Les “clarifications” récemment obtenues du réseau scolaire vous permettent de passer en revue les estimations des restrictions budgétaires imposées dans l’éducation, qui pourraient être inférieures au milliard de dollars initialement attendues, selon la fédération des centres de services scolaires du Québec (FCSSQ).
Cependant, le déficit sera “plus élevé” pour les 570 millions de dollars avancés par le Québec, un chiffre qui prend en compte le déficit de 510 millions de dollars dans les écoles publiques et 56 millions de dollars dans les écoles privées, a déclaré la Fédération.

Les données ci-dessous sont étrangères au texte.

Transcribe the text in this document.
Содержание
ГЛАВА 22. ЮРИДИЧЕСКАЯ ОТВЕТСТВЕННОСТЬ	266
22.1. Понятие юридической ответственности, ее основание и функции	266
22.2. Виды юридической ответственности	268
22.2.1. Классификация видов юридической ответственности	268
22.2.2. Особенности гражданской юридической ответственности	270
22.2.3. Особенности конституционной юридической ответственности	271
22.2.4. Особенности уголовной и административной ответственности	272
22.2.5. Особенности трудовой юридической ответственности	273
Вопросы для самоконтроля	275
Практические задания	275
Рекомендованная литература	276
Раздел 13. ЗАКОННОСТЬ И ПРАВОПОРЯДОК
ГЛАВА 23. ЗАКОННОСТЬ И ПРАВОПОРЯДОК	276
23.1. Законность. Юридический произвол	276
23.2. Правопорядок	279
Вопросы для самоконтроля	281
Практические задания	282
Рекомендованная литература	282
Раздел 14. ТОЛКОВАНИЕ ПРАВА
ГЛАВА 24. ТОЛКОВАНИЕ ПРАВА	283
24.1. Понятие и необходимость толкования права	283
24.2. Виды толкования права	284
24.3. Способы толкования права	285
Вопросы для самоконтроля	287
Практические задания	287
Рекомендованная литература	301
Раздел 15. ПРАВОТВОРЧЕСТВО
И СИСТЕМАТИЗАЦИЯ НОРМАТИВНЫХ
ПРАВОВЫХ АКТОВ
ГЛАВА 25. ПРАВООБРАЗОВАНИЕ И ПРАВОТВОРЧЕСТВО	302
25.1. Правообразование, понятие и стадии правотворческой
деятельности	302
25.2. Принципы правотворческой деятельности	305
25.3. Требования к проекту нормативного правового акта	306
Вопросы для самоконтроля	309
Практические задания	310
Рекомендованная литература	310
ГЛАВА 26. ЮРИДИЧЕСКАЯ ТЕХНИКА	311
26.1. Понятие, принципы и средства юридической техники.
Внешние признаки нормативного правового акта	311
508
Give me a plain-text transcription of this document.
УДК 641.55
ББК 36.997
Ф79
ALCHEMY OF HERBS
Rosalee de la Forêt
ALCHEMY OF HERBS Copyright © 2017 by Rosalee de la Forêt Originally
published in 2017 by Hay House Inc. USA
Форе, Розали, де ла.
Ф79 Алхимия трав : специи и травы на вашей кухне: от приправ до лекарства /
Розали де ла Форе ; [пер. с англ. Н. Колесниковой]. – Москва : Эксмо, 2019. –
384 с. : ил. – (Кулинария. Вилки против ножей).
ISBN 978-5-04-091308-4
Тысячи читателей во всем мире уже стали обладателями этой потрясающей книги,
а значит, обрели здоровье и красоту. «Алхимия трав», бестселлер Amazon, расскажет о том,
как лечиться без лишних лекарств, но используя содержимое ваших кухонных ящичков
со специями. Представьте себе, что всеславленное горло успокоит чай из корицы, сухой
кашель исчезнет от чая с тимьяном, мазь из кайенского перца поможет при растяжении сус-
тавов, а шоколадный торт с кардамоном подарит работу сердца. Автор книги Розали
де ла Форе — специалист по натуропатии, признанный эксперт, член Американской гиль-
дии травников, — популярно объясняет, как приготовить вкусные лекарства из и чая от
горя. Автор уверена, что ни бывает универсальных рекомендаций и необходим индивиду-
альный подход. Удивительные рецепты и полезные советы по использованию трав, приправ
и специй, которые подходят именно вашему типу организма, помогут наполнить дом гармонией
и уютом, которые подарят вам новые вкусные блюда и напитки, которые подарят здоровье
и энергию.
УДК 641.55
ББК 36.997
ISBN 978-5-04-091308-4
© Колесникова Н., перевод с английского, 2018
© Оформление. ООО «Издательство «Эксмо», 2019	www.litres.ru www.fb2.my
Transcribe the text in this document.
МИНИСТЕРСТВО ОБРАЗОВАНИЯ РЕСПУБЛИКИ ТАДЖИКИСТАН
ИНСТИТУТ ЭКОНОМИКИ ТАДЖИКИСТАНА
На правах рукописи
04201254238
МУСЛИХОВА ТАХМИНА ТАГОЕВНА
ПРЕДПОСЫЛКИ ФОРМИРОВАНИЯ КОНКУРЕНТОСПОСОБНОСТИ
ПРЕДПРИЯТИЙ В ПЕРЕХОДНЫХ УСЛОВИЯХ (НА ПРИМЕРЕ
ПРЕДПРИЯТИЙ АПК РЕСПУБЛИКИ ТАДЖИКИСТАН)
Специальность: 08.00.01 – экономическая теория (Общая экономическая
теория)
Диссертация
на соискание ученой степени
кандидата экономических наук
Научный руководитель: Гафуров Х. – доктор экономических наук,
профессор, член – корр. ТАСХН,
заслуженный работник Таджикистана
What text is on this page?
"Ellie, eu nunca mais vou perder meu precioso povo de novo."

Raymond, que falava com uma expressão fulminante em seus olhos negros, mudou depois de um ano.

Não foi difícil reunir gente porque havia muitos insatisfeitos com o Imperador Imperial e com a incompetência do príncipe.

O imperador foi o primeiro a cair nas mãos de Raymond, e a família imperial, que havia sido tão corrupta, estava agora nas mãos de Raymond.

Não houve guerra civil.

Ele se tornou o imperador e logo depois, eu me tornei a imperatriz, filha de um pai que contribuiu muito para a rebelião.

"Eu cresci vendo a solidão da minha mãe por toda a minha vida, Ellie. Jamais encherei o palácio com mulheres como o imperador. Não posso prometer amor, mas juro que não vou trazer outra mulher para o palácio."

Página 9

Cependant, même si les estimations sont révisées à la baisse, “l’observation reste la même”, explique Dominique Robert, président du FCSSQ: il sera “impossible” d’effectuer cet effort budgétaire “sans toucher les services aux étudiants”.
“Il y a encore de grandes compressions, avec des impacts importants”, a-t-il réitéré lors d’une interview avec Le journal Vendredi, à la fin de la journée.
Moins d’un milliard de dollars
Comme indiqué Le journal Lundi, Dominique Robert a confirmé qu’un “portrait préliminaire” obtenu par tous les centres de services scolaires en milieu de semaine avait permis de quantifier la pénurie pour l’année 2025-2026 à environ 1 milliard de dollars.
Cependant, à la suite de nombreuses discussions avec le ministère de l’Éducation, les “éléments de clarification” ont été apportés à la mesure de “l’optimisation de la main-d’œuvre” qui vient d’être introduite par le Québec pour limiter la croissance du nombre d’employés dans le réseau scolaire.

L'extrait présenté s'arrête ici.